NOTE: By default, the values in runtimeConfig are only available on the server-side. However, keys within runtimeConfig.public are also accessible on the client-side. MORE

json
{
  "runtimeConfig": {
    "public": {
      "apiClientConfig": {
        "headers": {
          "global-heder-example": "global-header-example-value"
        }
      }
    },
    "apiClientConfig": {
      "headers": {
        "ssr-heder-example": "ssr-header-example-value"
      }
    }
  }
}

Register custom API types (tailored for your Shopware instance)

To use custom API types generated by the api-gen package, create a shopware.d.ts file in your project and register the types for the #shopware module. This enables type-safe usage of your custom API types throughout your Nuxt application.

Example of using a local type definitions:

ts
// shopware.d.ts
declare module "#shopware" {
  import type { createAPIClient } from "@shopware/api-client";

  // Use default Shopware types:
  // export type operations =
  //  import("@shopware/api-client/store-api-types").operations;
  // export type Schemas =
  // import("@shopware/api-client/store-api-types").components["schemas"];

  // Or use your locally generated types (placed in ./api-types folder):
  export type operations = import("./api-types/storeApiTypes").operations;
  export type Schemas =
    import("./api-types/storeApiTypes").components["schemas"];

  // Export your own Api Client definition:
  export type ApiClient = ReturnType<typeof createAPIClient<operations>>;
}

Import your custom types from local files and export them as shown above. This approach keeps your types local, allows merging or overriding defaults, and ensures full type safety for API operations and schemas.

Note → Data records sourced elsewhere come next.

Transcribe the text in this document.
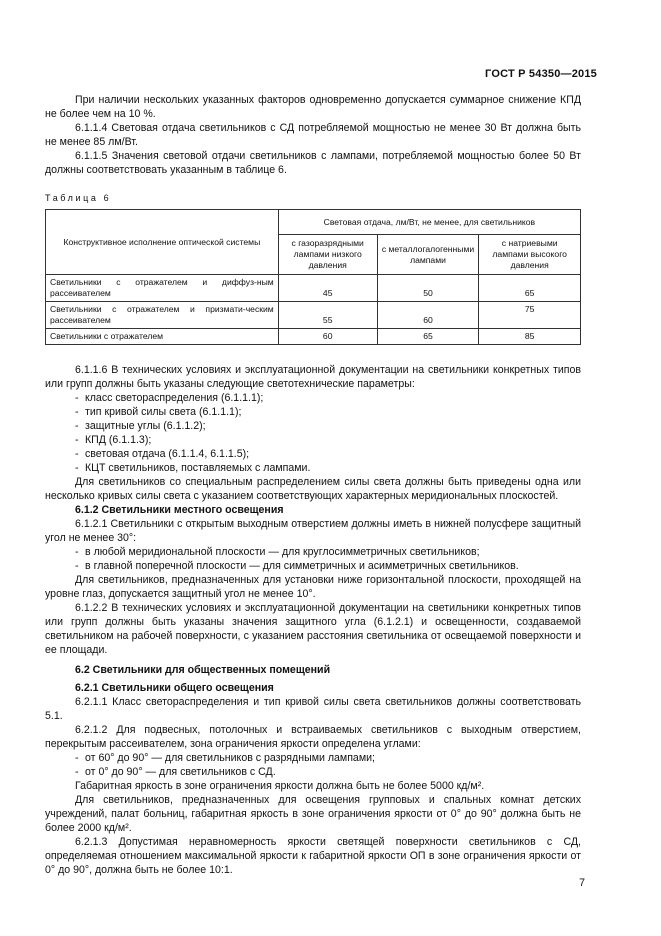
ГОСТ Р 54350—2015

При наличии нескольких указанных факторов одновременно допускается суммарное снижение КПД не более чем на 10 %.

6.1.1.4 Световая отдача светильников с СД потребляемой мощностью не менее 30 Вт должна быть не менее 85 лм/Вт.

6.1.1.5 Значения световой отдачи светильников с лампами, потребляемой мощностью более 50 Вт должны соответствовать указанным в таблице 6.

Таблица 6
Конструктивное исполнение оптической системы	Световая отдача, лм/Вт, не менее, для светильников		
	с газоразрядными лампами низкого давления	с металлогалогенными лампами	с натриевыми лампами высокого давления
Светильники с отражателем и диффуз-ным рассеивателем	45	50	65
Светильники с отражателем и призмати-ческим рассеивателем	55	60	75
Светильники с отражателем	60	65	85

6.1.1.6 В технических условиях и эксплуатационной документации на светильники конкретных типов или групп должны быть указаны следующие светотехнические параметры:

- класс светораспределения (6.1.1.1);
- тип кривой силы света (6.1.1.1);
- защитные углы (6.1.1.2);
- КПД (6.1.1.3);
- световая отдача (6.1.1.4, 6.1.1.5);
- КЦТ светильников, поставляемых с лампами.

Для светильников со специальным распределением силы света должны быть приведены одна или несколько кривых силы света с указанием соответствующих характерных меридиональных плоскостей.

6.1.2 Светильники местного освещения

6.1.2.1 Светильники с открытым выходным отверстием должны иметь в нижней полусфере защитный угол не менее 30°:

- в любой меридиональной плоскости — для круглосимметричных светильников;
- в главной поперечной плоскости — для симметричных и асимметричных светильников.

Для светильников, предназначенных для установки ниже горизонтальной плоскости, проходящей на уровне глаз, допускается защитный угол не менее 10°.

6.1.2.2 В технических условиях и эксплуатационной документации на светильники конкретных типов или групп должны быть указаны значения защитного угла (6.1.2.1) и освещенности, создаваемой светильником на рабочей поверхности, с указанием расстояния светильника от освещаемой поверхности и ее площади.

6.2 Светильники для общественных помещений

6.2.1 Светильники общего освещения

6.2.1.1 Класс светораспределения и тип кривой силы света светильников должны соответствовать 5.1.

6.2.1.2 Для подвесных, потолочных и встраиваемых светильников с выходным отверстием, перекрытым рассеивателем, зона ограничения яркости определена углами:

- от 60° до 90° — для светильников с разрядными лампами;
- от 0° до 90° — для светильников с СД.

Габаритная яркость в зоне ограничения яркости должна быть не более 5000 кд/м².

Для светильников, предназначенных для освещения групповых и спальных комнат детских учреждений, палат больниц, габаритная яркость в зоне ограничения яркости от 0° до 90° должна быть не более 2000 кд/м².

6.2.1.3 Допустимая неравномерность яркости светящей поверхности светильников с СД, определяемая отношением максимальной яркости к габаритной яркости ОП в зоне ограничения яркости от 0° до 90°, должна быть не более 10:1.

7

Apply custom types for @shopware/api-client

The API Client instance is aware of your custom API types thanks to declaring #shopware module from the step above. So now, whenever apiClient instance is used, the proper types are registered.

Changelog

Full changelog for stable version is available here

Latest changes: 1.5.0

Minor Changes

  • #2473 22611e5 Thanks @mkucmus! - Add an opt-in cacheableReads flag that routes anonymous Store API reads through their cacheable GET variants instead of POST. Criteria is compressed into the _criteria query param via encodeForQuery from @shopware/api-client/helpers, which lets CDNs / reverse proxies / the browser cache the responses.

    Disabled by default — fully backwards compatible. Enable it in nuxt.config (shopware: { cacheableReads: true }) or via createShopwareContext(app, { cacheableReads: true }) for non-Nuxt setups. It is surfaced on the Shopware context and read by the affected composables; public composable signatures are unchanged.

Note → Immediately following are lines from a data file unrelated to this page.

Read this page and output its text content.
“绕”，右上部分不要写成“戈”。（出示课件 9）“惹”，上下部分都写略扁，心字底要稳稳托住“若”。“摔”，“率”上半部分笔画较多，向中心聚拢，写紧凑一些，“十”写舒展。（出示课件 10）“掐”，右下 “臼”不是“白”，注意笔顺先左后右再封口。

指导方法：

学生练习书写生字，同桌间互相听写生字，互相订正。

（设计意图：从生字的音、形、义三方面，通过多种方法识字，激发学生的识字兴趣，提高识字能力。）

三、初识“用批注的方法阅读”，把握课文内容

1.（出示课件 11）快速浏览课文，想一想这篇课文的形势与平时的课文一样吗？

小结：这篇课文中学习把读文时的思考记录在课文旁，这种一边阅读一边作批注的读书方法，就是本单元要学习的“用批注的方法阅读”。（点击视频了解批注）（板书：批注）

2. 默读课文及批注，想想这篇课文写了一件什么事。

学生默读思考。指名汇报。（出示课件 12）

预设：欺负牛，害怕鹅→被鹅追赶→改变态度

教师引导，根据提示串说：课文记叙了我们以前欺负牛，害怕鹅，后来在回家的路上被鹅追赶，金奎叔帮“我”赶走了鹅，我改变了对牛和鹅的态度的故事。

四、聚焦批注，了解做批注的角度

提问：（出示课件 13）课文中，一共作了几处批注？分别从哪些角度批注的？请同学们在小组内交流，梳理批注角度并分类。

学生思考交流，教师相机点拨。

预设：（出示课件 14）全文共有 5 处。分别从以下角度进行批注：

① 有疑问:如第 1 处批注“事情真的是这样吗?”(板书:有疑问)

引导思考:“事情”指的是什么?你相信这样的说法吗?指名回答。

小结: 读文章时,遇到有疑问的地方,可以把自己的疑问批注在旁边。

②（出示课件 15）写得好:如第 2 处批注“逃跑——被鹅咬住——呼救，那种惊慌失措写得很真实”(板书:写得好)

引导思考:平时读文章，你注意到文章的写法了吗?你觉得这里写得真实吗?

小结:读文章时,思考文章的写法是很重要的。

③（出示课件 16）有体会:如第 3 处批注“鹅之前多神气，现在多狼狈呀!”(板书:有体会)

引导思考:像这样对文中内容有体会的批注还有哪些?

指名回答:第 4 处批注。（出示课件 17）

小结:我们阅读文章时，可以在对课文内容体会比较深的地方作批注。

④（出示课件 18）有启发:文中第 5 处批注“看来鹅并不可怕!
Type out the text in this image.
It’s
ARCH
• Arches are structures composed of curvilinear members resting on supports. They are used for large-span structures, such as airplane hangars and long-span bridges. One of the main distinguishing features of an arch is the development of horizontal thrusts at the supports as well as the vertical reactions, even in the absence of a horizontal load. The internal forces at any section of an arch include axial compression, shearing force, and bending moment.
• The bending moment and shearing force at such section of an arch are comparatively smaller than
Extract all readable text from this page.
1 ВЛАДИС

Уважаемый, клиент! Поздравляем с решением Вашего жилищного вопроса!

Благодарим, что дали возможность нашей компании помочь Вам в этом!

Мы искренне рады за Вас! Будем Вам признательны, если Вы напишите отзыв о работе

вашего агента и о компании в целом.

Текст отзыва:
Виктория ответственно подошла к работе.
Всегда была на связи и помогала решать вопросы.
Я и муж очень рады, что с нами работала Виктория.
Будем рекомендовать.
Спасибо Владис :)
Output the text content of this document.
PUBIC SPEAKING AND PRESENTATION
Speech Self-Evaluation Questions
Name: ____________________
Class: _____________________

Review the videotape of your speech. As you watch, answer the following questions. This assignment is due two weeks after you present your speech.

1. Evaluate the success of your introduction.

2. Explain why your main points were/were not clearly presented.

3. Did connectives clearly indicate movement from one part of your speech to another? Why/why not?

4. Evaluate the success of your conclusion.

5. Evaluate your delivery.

    Affected composables: useNavigation, useNavigationSearch, useCountries, useUser (country + salutation lookups), useSalutations, useInternationalization, useProductConfigurator, useProductSearch, and useCategorySearch.advancedSearch.

    useListing (product-listing), single-category useCategorySearch.search, and useLandingSearch remain POST for now: the generated Store API schema does not type _criteria on those GET routes (a Shopware OpenAPI gap). The backend does honor _criteria on product-listing GET at runtime, so that one can be migrated later once the types are augmented.

Patch Changes

  • #2488 c56b89e Thanks @mkucmus! - Register the #shopware types in every TypeScript context (app, server/nitro, node, shared) instead of only the app one. This fixes Cannot find module '#shopware' in server-side code (e.g. server/ routes and API builders) when a project uses the Nuxt 4 project-references tsconfig.json layout. Projects that ship their own shopware.d.ts are referenced in place so their relative imports keep resolving.